Many photo hosting services offer links like norm pointed out, which are useful because the img tags have already been added. You can still right-click an image somewhere online, though, hit the "copy image URL" option, then paste here and type those tags around the image.

Judging by the photos Khorne's Fist reposted, you have a good start. I look forward to seeing how things pan out!


----------



## Meat_Cleaver (Oct 24, 2012)

Thanks to everyone for all the help. I hope to get this blog to be about my army again. :laugh:

I've been busy with finals this week, but I managed to get a little work done. I was hoping to finish him tonight, but the arm is 9 pieces plus sculpting... It took a lot longer than i expected.



















I also have a WIP shot of his backpack. I'm pretty sure I'll have the model finished by tomorrow.


----------



## Warpath (Nov 27, 2007)

Nice start to the thread, looks like this was worth the wait and will be a intersting thread to follow.


----------



## humakt (Jan 2, 2008)

A nice looking start to the army. I think this qualifies as a project log so I will move the thread there. I look forward to seeing this army develop.


----------



## Meat_Cleaver (Oct 24, 2012)

He's not quite finished, but I got a lot of work done. There's just several little things I still need to sculpt and fix up. ...and then there's the scaled cloak. That'll take awhile. At least I get to look forward to doing 14 more of them... Anyway, on to the pictures!





































Any ideas what should go on the blank shoulder pad? I was thinking an "A", but that's similar to their original icon. I'm leaning towards putting "XX" on there, but I'm not sure. I was thinking of getting some stuff to start casting the shoulder pads once I think of an idea. Then I can also cast the CSM Nurgle champ heads too.


----------



## ntaw (Jul 20, 2012)

This really helped me get going on casting custom stuff. Hopefully it helps, but it does take some time.

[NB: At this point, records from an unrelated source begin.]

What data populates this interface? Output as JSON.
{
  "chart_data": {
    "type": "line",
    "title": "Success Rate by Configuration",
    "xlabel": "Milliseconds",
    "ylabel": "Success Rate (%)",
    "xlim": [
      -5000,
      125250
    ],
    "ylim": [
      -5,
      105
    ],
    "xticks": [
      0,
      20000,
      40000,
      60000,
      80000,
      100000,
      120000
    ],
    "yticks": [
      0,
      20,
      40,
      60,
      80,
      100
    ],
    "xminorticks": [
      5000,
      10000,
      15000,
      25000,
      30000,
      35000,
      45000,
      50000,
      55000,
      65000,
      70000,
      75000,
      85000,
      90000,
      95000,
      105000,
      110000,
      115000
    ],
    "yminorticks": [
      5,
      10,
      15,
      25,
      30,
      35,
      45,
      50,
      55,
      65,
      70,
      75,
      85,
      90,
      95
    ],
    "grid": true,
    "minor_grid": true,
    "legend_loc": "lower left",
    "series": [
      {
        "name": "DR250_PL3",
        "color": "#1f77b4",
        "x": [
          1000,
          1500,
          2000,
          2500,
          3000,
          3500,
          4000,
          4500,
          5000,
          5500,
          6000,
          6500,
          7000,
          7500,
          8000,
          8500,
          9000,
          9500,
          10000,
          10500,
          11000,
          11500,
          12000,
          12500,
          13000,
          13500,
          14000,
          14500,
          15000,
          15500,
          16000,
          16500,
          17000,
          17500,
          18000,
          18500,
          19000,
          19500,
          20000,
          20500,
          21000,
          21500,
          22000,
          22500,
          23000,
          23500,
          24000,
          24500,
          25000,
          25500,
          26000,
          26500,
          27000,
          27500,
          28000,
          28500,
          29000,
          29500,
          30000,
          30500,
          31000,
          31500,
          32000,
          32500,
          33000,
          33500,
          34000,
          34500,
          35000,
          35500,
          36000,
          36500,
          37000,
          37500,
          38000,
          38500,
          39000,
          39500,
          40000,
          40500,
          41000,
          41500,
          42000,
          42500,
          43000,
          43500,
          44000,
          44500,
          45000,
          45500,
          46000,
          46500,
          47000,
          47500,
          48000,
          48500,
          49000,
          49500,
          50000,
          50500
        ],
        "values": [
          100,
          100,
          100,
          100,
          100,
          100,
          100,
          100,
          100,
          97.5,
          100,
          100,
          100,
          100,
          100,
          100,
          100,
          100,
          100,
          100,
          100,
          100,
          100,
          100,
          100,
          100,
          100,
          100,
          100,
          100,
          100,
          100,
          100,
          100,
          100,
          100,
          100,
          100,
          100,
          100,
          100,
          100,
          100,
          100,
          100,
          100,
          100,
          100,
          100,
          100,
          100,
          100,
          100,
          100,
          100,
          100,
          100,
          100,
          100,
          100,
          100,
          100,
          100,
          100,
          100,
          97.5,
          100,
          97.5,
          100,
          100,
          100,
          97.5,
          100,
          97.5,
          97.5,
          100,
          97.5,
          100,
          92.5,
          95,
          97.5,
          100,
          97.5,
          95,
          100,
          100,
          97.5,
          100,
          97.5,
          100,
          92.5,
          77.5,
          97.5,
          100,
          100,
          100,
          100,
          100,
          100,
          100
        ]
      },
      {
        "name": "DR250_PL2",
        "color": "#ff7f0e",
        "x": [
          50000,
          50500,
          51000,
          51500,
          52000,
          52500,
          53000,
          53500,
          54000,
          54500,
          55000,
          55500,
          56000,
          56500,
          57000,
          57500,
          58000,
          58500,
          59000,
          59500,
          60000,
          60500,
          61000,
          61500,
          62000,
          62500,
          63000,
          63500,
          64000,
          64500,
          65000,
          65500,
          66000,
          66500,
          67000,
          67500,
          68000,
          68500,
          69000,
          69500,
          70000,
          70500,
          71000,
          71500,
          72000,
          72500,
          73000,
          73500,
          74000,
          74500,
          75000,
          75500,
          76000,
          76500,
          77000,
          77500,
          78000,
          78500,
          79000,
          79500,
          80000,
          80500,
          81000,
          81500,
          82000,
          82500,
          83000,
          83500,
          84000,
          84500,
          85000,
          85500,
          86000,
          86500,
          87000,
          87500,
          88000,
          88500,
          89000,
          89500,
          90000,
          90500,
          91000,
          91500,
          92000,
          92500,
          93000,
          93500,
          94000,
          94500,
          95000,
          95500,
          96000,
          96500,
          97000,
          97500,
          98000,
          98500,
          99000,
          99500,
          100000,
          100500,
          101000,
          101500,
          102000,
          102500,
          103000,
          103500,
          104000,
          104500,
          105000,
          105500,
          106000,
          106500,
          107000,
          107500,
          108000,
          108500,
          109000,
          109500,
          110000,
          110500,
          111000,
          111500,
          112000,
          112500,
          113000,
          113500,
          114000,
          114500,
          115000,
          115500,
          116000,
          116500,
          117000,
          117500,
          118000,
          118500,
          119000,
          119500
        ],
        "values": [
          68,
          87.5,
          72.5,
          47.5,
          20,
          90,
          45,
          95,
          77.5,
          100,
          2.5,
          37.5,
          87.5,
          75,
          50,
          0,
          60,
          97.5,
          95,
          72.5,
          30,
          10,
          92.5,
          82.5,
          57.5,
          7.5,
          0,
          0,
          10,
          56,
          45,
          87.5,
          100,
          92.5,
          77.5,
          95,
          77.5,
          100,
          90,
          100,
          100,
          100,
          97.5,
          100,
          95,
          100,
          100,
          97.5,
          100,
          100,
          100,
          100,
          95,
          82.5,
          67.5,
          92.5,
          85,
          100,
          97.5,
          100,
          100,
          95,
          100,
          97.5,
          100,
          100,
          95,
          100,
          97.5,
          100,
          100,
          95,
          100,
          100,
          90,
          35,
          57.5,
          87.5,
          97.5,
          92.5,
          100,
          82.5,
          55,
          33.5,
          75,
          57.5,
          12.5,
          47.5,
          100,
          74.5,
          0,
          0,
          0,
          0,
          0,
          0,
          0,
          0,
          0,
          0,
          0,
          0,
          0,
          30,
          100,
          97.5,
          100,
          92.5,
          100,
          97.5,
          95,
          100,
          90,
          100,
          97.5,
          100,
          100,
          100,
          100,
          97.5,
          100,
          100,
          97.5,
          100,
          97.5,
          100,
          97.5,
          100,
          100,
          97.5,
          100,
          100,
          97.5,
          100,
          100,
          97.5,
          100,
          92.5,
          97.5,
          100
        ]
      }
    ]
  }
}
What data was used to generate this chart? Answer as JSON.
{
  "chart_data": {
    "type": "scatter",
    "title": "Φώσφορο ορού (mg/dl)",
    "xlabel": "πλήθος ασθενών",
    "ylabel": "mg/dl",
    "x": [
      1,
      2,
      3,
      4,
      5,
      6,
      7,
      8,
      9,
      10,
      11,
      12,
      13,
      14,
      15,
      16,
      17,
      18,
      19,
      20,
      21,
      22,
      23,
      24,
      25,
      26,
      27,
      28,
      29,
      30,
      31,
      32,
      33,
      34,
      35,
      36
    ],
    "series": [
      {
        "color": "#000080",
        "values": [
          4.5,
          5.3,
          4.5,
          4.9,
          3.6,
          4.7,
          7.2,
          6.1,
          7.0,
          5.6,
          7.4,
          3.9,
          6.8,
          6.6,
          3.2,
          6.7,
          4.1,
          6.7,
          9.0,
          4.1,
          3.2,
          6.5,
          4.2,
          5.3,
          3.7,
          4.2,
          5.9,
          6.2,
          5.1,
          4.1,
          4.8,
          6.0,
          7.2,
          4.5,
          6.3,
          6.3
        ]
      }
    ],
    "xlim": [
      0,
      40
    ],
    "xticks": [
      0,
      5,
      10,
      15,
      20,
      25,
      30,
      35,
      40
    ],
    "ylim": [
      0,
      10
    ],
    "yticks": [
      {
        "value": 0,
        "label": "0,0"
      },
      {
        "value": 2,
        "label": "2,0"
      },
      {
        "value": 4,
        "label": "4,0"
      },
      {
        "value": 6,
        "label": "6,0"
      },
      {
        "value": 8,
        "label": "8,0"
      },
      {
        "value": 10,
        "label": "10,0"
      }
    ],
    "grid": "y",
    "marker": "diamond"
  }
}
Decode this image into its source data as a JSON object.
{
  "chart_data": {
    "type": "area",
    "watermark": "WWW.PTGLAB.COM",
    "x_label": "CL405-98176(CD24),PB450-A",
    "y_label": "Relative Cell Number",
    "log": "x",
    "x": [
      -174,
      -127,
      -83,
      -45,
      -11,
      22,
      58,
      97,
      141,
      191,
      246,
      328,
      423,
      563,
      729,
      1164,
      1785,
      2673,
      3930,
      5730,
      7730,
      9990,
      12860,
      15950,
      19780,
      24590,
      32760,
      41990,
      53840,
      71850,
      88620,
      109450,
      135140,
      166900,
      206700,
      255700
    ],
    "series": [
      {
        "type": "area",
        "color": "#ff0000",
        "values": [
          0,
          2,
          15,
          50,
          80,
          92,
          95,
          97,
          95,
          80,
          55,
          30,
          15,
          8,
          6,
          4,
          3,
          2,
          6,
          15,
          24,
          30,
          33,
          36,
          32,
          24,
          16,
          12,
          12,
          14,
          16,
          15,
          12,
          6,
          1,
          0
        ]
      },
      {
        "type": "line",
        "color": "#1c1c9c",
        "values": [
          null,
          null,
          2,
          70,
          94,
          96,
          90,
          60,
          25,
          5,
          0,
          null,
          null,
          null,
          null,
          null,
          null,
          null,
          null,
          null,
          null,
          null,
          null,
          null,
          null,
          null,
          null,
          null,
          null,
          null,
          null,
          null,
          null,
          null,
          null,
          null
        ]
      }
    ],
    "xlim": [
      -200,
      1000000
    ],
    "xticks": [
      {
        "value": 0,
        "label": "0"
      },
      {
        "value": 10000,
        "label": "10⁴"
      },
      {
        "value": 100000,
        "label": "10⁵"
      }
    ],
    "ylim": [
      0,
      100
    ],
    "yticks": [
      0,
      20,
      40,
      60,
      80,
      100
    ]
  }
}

This one shows some sweet Alpharius/Omegon truescale stuff. I personally dig the way he did the chains on the edges of the letters, and the serpents across the chest is really cool as far as I'm concerned. Maybe they will help to inspire something for that blank shoulder pad.


----------



## Kreuger (Aug 30, 2010)

Looking really good, man. Keep it up!

As for photo sites, I've been using Flickr to host mine and I've been very happy (I'm not crazy about photobucket).


----------



## Jacobite (Jan 26, 2007)

These are great! I really like the way you have been constructig those thigh portions and your GS stuff is smooth. Looking forward to seeing these guys with paint on them.


----------